Here are some troubleshooting tips that might help:

In your /etc/gitlab/gitlab.rb file, check the line:
external_url "http://git.domain.net"
make sure the external URL is set to https:// and not http://
So it should look like:
external_url "https://git.domain.net"

Also, find the
nginx['redirect_http_to_https'] line and check that it is set to “true”
So it should look like:
nginx['redirect_http_to_https'] = true

If you make any changes to the gitlab.rb file, make sure to run
gitlab-ctl reconfigure
afterward to ensure that any updates or changes you’ve made are recognized and applied.

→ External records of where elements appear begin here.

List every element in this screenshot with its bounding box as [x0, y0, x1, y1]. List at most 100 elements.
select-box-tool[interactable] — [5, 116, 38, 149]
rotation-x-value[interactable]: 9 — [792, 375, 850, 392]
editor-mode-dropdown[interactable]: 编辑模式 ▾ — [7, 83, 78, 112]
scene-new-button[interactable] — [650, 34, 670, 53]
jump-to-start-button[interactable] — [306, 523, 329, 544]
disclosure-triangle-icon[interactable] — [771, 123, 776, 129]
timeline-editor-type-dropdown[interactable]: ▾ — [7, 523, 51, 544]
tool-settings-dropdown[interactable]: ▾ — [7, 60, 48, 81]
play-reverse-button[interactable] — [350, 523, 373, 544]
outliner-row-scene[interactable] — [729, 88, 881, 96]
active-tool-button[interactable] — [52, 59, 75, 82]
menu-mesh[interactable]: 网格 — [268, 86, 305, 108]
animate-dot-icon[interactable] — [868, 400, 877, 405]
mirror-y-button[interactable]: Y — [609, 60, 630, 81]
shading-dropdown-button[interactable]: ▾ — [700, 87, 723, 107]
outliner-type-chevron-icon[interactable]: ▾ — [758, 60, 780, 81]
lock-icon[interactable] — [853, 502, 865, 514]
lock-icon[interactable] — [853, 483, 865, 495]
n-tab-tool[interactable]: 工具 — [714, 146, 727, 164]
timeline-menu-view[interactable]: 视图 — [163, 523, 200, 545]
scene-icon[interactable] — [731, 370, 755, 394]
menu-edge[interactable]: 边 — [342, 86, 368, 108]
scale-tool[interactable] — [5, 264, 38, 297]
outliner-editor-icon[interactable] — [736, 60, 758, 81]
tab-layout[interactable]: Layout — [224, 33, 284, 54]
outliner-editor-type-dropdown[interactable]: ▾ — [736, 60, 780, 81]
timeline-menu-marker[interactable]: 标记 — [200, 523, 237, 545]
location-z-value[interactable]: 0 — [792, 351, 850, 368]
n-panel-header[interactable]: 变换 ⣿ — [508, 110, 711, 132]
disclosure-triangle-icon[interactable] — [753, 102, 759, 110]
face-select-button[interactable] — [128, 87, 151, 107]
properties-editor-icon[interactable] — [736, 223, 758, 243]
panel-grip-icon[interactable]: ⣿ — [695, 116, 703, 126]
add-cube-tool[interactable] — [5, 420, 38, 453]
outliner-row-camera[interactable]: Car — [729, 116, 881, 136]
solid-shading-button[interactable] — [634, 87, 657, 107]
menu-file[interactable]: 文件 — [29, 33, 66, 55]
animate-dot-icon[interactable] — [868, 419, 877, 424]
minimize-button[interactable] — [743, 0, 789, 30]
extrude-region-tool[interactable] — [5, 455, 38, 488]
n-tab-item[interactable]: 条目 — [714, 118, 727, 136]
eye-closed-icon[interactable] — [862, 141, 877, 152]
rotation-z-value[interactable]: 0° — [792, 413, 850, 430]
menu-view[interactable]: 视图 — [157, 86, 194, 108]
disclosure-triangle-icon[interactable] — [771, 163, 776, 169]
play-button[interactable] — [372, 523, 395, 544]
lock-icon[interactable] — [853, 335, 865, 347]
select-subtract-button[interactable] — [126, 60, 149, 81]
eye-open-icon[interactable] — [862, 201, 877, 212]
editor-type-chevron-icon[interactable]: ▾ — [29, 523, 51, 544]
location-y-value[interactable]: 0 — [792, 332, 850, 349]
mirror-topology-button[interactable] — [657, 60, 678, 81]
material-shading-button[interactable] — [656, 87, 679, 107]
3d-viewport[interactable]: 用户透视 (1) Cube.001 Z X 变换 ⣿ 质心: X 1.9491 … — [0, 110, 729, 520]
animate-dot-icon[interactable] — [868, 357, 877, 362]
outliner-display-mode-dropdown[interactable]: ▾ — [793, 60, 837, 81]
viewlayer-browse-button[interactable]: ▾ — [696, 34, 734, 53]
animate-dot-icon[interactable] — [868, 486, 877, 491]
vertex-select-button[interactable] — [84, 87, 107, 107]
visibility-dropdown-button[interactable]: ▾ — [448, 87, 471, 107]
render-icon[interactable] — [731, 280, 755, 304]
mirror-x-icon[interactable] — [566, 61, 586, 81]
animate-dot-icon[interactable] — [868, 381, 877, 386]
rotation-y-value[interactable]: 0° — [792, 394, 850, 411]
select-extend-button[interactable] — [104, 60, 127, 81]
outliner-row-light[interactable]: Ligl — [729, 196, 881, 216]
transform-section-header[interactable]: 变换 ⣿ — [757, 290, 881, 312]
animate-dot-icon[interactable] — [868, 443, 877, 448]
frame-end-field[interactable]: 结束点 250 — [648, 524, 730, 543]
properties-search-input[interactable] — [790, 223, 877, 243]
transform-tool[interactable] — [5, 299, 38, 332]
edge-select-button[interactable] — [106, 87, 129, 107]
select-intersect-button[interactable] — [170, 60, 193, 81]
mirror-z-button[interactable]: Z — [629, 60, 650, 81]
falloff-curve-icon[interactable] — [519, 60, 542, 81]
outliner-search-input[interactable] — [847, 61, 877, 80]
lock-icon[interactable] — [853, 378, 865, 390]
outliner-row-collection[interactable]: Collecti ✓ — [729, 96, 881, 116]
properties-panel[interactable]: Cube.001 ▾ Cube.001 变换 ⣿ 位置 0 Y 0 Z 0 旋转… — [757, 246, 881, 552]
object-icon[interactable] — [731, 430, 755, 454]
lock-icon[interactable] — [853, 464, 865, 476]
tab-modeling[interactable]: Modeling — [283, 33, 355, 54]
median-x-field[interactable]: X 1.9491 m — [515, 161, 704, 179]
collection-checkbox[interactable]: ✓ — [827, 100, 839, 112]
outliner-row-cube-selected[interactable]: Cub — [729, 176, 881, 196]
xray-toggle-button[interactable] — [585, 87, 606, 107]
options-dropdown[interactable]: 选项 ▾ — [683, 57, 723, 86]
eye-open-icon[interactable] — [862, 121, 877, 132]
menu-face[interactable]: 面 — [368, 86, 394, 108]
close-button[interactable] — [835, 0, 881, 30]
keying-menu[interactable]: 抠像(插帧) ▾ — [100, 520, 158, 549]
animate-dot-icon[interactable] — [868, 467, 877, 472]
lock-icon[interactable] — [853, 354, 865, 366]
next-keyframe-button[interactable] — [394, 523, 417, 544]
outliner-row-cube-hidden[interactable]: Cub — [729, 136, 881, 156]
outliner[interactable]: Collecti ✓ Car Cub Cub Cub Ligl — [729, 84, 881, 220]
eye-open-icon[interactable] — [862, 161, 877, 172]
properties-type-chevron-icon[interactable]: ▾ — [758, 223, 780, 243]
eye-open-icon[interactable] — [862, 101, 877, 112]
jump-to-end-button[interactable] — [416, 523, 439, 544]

You may find this link helpful as well:
https://docs.gitlab.com/omnibus/settings/nginx.html#manually-configuring-https

Please let me know if this helps!

Best Regards,
Greg M

zvyezdan · December 31, 2018, 4:06am

Thanks for the reply. I tried that and it failed … access to :80 was no more… So I was thinking the kubernetes ingress router would likely need to be reconfig-ed , as well as a service to work off of https. Which is a bit more work than I had hoped for… But ok… would give it a shot.

Then, just to have the thing functional again, I had reverted the external-url, commented it out and reconfigured again. Went on to test that the original redirects back and forth are still functional … just to find out that now https reverse proxying actually worked !!!

Color me confused !

Started GET "/" for 10.130.0.1 at 2018-12-31 03:46:16 +0000
Processing by RootController#index as HTML
Redirected to https://git.domain.net/users/sign_in 
Filter chain halted as :redirect_unlogged_user rendered or redirected
Completed 302 Found in 5ms (ActiveRecord: 0.0ms)
==> /var/log/gitlab/gitlab-rails/production_json.log <==
{"method":"GET","path":"/","format":"html","controller":"RootController","action":"index","status":302,"duration":6.18,"view":0.0,"db":0.0,"location":"https://git.domain.net/users/sign_in","time":"2018-12-31T03:46:16.883Z","params":[],"remote_ip":"10.130.0.1","user_id":null,"username":null }

Now you can see the line

Redirected to https://git.domain.net/users/sign_in

working in https mode.

Double checked the gitlab.rb,

## GitLab URL
##! URL on which GitLab will be reachable.
##! For more details on configuring external_url see:
##! https://docs.gitlab.com/omnibus/settings/configuration.html#configuring-the-external-url-for-gitlab
#external_url 'GENERATED_EXTERNAL_URL'
#external_url 'https://git.domain.net'

then checked the generated gitlab.yml (/var/opt/gitlab…/gitlab.yml)

  ## GitLab settings
  gitlab:
    ## Web server settings (note: host is the FQDN, do not include http://)
    host: gitlab.os.domain.local
    port: 80
    https: false

looks ok.

Then I disabled the git.domain.net:80 reverse proxy (external nginx) and it’s still fine… no more double redirects. I have no idea what has changed.

So in the end, your suggestion DID work, somehow. Awesome! Thx.

myersg86 · January 2, 2019, 6:17pm

@zvyezdan Glad to hear you fixed the redirect problem and everything worked out!